The new General Practice Extraction Service will consolidate NHS patient records sent to a central database by GPs around the country.

The project has been described by campaigners as an “unprecedented threat” to medical confidentiality, and doctors do not have to inform patients that their records are being passed on.

The records will include details of medical conditions and patient identifiable information including a patient’s NHS number, postcode and date of birth, reports the Daily Mail.

Private firms such as Bupa are able to purchase the records for research by applying to the Health Service.

The project is being driven by NHS England but has been championed by Jeremy Hunt.

It is hoped that sharing GP records wth universities and private companies could give a boost to NHS coffers as well as providing a valuable tool for medical research, monitoring flu outbreaks and screening for common diseases.

Mr Hunt also believes that providing easier access to health information will attract pharmaceutical companies and life sciences firms to the UK.

However, privacy campaigners have expressed reservations over the data sharing plans.

Shami Chakrabarti, director of Liberty, said: “The more people who have access to sensitive data, the greater the risk that it will not be protected properly. We’ve seen that on umpteen occasions in the past.

“And when there’s a financial element involved, it introduces all sorts of incentives that are not necessarily about protecting privacy.”

Phil Booth, of campaign group medConfidential, said: “They are presenting this as some anodyne thing that’s only going to be used for health research. But this is a massive re-engineering of how everybody’s medical records are going to be used. It is an unprecedented threat to our medical confidentiality.”

100 GP surgeries in England will upload details from patient records to the service next month, with information put on medical records from April 1 2013 initially included on the uploads.

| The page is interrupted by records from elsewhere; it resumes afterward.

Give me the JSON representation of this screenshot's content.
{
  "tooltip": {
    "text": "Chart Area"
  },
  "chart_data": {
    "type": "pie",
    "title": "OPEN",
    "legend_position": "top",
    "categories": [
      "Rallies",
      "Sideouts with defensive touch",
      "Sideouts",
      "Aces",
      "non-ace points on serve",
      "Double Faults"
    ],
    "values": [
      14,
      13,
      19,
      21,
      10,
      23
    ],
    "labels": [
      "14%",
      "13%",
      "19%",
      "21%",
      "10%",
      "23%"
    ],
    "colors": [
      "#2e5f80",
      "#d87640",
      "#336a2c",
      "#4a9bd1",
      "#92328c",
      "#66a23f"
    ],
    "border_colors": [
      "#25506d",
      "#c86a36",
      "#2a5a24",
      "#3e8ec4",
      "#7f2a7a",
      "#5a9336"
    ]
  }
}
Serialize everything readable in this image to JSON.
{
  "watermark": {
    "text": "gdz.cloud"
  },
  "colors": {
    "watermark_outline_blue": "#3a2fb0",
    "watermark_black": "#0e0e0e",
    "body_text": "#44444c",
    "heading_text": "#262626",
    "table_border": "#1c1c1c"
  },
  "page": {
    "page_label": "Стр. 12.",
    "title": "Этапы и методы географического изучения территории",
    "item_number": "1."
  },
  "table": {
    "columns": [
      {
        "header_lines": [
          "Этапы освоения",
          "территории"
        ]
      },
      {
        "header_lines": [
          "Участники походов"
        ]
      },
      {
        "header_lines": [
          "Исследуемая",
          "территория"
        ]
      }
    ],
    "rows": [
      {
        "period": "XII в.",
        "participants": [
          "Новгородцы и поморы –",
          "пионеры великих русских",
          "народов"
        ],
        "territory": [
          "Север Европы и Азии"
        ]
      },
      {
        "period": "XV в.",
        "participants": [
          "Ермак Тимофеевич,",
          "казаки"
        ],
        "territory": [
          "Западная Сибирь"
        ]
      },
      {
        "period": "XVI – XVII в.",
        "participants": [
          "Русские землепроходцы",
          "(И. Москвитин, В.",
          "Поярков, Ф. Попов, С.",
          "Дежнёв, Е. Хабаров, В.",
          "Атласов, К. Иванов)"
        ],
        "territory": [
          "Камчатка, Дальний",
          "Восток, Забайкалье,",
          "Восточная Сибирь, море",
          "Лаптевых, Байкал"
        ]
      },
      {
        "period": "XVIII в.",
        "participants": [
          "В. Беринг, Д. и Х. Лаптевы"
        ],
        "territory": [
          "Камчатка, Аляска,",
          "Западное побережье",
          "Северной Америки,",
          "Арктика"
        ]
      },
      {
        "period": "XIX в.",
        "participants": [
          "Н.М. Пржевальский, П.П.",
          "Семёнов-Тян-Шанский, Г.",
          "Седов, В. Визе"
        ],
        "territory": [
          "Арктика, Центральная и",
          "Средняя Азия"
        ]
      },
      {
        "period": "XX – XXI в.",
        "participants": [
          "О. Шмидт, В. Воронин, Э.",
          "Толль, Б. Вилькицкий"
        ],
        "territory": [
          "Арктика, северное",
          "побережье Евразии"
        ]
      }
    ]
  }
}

Names and addresses will not be uploaded but date of birth, postcode, gender and ethnicity all will.

Campaigners fear that cross-referencing the data with publicly available records – such as the electoral roll – would allow malicious individuals to identify a patient’s medical records.

So far 55 organisations have been accredited to apply for identifiable or sensitive data. Most of these are NHS bodies, but Bupa, the Institute for Fiscal Studies and hospital comparison firm Dr Foster have also acquired accreditation.

An NHS England spokesman denied the organisation was failing to tell patients about the scheme or promote it.

And a Department of Health spokesman said: “Jeremy Hunt has made clear that any patient who does not want personal data to be shared securely with HSCIC will have their objection respected.”